Assumption: we have a histogram, which follows the shape of a normal distribution. The y-axis of this histogram is the relative frequency. The bin size is 5. My though process(correct me in which step am i wrong):
- The area of the histogram then is 5.
- We approximate this histogram into a continuous distribution.
- This continuous distribution is a bell shaped normal distribution which is almost identical to the shape of the histogram.
- This continuous dirstribution is also called the PDF.
- THe area under the continuous distribution is almost equal to the area under the histogram.
- But we know the area under the pdf = 1; however the area under the histogram is 5
Im getting real confused trying to convert the histogram into a pdf due to this. someone please point out what assumption that i am making is wrong.
Comments:
I think you are confused about the heights and areas of the histogram bars.

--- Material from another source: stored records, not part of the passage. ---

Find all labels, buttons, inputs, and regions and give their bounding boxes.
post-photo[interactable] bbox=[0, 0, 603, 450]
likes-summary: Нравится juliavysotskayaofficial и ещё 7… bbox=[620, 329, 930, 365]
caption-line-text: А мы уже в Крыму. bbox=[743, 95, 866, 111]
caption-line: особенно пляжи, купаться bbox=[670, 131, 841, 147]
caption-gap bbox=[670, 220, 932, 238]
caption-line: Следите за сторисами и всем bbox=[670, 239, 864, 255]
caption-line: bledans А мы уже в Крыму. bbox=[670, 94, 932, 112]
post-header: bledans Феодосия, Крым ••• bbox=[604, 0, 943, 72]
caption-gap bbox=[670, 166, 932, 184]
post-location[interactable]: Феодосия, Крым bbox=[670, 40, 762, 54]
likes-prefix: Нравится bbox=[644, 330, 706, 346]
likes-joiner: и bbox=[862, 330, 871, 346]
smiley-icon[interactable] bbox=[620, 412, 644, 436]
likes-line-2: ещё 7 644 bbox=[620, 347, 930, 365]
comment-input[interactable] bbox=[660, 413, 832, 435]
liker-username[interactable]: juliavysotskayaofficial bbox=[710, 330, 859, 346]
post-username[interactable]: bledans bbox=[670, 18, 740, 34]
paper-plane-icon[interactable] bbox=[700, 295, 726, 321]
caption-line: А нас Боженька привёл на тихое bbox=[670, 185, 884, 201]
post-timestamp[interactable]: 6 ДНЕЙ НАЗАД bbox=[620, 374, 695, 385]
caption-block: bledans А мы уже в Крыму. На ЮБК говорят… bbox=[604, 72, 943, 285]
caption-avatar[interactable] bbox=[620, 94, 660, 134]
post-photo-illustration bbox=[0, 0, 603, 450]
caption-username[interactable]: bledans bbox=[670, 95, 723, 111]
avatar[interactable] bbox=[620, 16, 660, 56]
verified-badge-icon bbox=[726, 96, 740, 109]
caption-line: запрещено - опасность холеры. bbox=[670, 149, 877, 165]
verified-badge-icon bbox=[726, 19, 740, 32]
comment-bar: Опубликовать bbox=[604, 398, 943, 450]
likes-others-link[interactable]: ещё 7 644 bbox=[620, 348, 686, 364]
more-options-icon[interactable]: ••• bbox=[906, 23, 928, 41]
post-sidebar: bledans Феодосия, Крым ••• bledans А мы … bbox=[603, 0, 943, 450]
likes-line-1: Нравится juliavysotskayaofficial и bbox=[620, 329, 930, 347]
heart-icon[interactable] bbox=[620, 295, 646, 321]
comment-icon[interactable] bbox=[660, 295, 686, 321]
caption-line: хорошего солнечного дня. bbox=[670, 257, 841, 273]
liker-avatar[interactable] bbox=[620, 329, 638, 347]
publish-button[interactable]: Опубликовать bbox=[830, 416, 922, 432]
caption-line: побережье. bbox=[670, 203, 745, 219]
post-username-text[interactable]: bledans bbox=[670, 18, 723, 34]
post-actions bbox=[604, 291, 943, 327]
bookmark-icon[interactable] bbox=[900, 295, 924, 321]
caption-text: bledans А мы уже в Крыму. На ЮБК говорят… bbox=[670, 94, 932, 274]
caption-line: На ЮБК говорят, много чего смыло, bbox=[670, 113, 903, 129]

Most software packages use a 'density' scale instead of a 'relative frequency' scale so that the total area of all histogram bars will be unity.
I don't know the exact terminology of your book and I don't want to risk adding to the confusion with a direct answer.
Here is a 'density' histogram from R statistical software of a dataset of size n = 1000, generated from NORM(mean=50, sd=5). Bin widths are 5. What is the area of each bar? How are densities (heights of bars) computed?
How would the vertical axis be labeled if this were a 'relative frequency histogram'?
Each bar is labeled with its density (slightly rounded). Some information about the histogram (from a non-plotting version) is also provided.
I hope this is enough hints and information so you can answer your own question.